Friday, December 2, 2022

Two hands and One Mouth Don't Make a Threesome

Following some thought-provoking analyses, I have concluded that there are 19 things that irritate me most (this does not include people asking me how I earn money; that is part of the list of 24,987 things that irritate me second most).  Of the List-Of-19, the one at the top is the sight of someone digging his nose with deep introspection in the hope of recovering some lithium for his electric scooter.  But a close second is when cab drivers insist on doing more things at the same time than are possible with various parts of their (visible) anatomy.  Possible, that is, even for cab drivers, who are certified lunatics in general.
Now, I am all for multi-tasking: I can sleep and dream at the same time.  But that is about the limit.   In case you didn’t know, George Bush – that guy with the IQ of a desiccated coconut – could either chew gum or think and when he tried to do both, there was a chemical reaction and potassium permanganate fumes surrounded him (from the usual look on his mug, you could reliably conclude that other fumes surrounded him too, but Facebook is watching, so I will curb the urge).  And he ran the US for many years, which only proves that you don’t need to multi-task (no, no, he didn’t run the US, as in Usain Bolt, he ran the US as in doing things to screw up the economy and inventing weapons of mass destruction (ie, himself).  There’s a subtle difference.).  Look, even Quick Gun Murugan only shoots when eating paan and coming across a newly painted wall.  

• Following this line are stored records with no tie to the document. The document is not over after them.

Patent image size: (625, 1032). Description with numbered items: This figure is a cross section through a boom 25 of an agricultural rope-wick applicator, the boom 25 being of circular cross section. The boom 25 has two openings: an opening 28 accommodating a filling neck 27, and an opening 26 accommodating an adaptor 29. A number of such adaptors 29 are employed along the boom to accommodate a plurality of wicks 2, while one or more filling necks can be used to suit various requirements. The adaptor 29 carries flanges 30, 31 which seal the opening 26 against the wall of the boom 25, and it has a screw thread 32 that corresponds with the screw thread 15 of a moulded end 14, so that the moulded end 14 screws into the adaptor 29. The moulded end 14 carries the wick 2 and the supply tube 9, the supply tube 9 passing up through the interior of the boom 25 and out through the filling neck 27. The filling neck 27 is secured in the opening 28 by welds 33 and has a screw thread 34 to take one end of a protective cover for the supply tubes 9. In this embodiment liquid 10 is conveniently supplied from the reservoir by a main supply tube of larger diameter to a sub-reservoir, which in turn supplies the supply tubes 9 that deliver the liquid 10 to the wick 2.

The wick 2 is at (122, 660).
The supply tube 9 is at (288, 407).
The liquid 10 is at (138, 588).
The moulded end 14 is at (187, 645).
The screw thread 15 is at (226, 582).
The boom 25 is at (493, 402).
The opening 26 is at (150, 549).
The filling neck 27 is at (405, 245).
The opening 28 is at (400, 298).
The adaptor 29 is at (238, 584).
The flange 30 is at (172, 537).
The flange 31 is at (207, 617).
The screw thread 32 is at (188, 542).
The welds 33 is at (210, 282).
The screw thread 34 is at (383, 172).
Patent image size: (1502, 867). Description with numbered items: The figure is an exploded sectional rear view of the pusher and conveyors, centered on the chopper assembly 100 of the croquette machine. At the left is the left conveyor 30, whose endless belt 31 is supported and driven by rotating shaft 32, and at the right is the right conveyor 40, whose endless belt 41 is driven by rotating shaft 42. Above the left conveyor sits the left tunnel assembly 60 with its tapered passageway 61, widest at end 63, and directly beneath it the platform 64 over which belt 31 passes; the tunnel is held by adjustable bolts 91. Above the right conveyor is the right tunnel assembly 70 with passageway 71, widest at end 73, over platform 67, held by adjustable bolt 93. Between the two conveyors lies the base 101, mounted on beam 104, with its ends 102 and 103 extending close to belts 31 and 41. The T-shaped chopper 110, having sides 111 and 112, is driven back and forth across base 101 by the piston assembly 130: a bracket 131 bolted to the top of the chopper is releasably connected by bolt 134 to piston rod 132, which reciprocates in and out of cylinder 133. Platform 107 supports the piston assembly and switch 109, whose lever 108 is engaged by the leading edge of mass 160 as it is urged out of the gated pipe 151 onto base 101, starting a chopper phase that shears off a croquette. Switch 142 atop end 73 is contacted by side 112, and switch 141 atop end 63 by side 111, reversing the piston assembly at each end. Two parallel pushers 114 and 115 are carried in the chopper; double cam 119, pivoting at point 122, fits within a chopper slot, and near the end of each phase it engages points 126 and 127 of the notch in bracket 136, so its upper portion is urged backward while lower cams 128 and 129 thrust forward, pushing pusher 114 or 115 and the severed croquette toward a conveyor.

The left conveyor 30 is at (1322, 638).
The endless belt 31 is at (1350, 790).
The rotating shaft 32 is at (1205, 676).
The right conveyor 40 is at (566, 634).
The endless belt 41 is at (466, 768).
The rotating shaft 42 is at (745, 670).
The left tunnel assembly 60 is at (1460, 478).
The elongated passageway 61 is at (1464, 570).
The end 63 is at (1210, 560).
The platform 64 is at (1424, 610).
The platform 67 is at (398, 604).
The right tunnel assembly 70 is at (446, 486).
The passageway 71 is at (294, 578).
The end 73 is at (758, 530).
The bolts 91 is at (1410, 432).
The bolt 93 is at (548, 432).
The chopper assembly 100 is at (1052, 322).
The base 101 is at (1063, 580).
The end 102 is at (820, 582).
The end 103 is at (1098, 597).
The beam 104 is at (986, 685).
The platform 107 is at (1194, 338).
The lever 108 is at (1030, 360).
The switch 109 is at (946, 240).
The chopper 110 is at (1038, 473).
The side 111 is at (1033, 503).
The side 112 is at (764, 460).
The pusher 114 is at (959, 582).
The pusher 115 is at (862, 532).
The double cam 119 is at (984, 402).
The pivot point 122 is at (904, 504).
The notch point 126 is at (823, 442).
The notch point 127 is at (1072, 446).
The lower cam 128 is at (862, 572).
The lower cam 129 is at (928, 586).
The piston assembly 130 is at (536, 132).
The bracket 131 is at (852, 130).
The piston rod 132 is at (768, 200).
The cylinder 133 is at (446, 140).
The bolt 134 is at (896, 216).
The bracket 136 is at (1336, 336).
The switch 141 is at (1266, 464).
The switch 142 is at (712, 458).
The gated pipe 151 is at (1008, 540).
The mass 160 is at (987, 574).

But cab drivers don’t learn from these noble people (Bush, Quick Gun and me, that is).  Two days ago, a cab driver did the following at a traffic light, all at the same time: speak on the phone which was pressed to his ear with his right hand, eat something that had once been a paratha with his left, do a U-turn on the busiest road on the planet at 11 am and stare like a cross-eyed scowling owl at a guy on a bike.  This bike guy looked livid and  seemed to want to strike up a vibrant conversation, beginning with the profound familial Kannada term, Magane, which, when strictly translated means Son and when loosely translated does not mean I Love You, My Son. 
Now, here’s the crux: the biker was also multi-tasking; he had a parallel conversation going - on a phone hidden under his helmet - which is now a certified internationally-accepted, peer-reviewed, accredited behaviour of an imbecile crossed with a toothbrush (and there’s a new danger-keep-away logo being created for it).  But, of course, this was not enough multi-tasking for him – he kept adjusting a large bag on the petrol tank, had carefully chosen words for the cabbie, some of which reflected on his, the cabbie’s, ancestry, and returned hostile glances that were javelined at him by the rest of humanity who were waiting to cross.  
So, all in all, good clean fun and I am now of the revised view that, if people did not multi-task, if they did just one thing at a time (like the Germans), the world would be a decidedly dismal place (no, I did not say Germany) and, because there would be no re-work and repair and recrimination and recourse and reversal and returns, our GDP – which is nearly five trillion minus some change when fake news last came in - would suck (no, I really did not say Germany).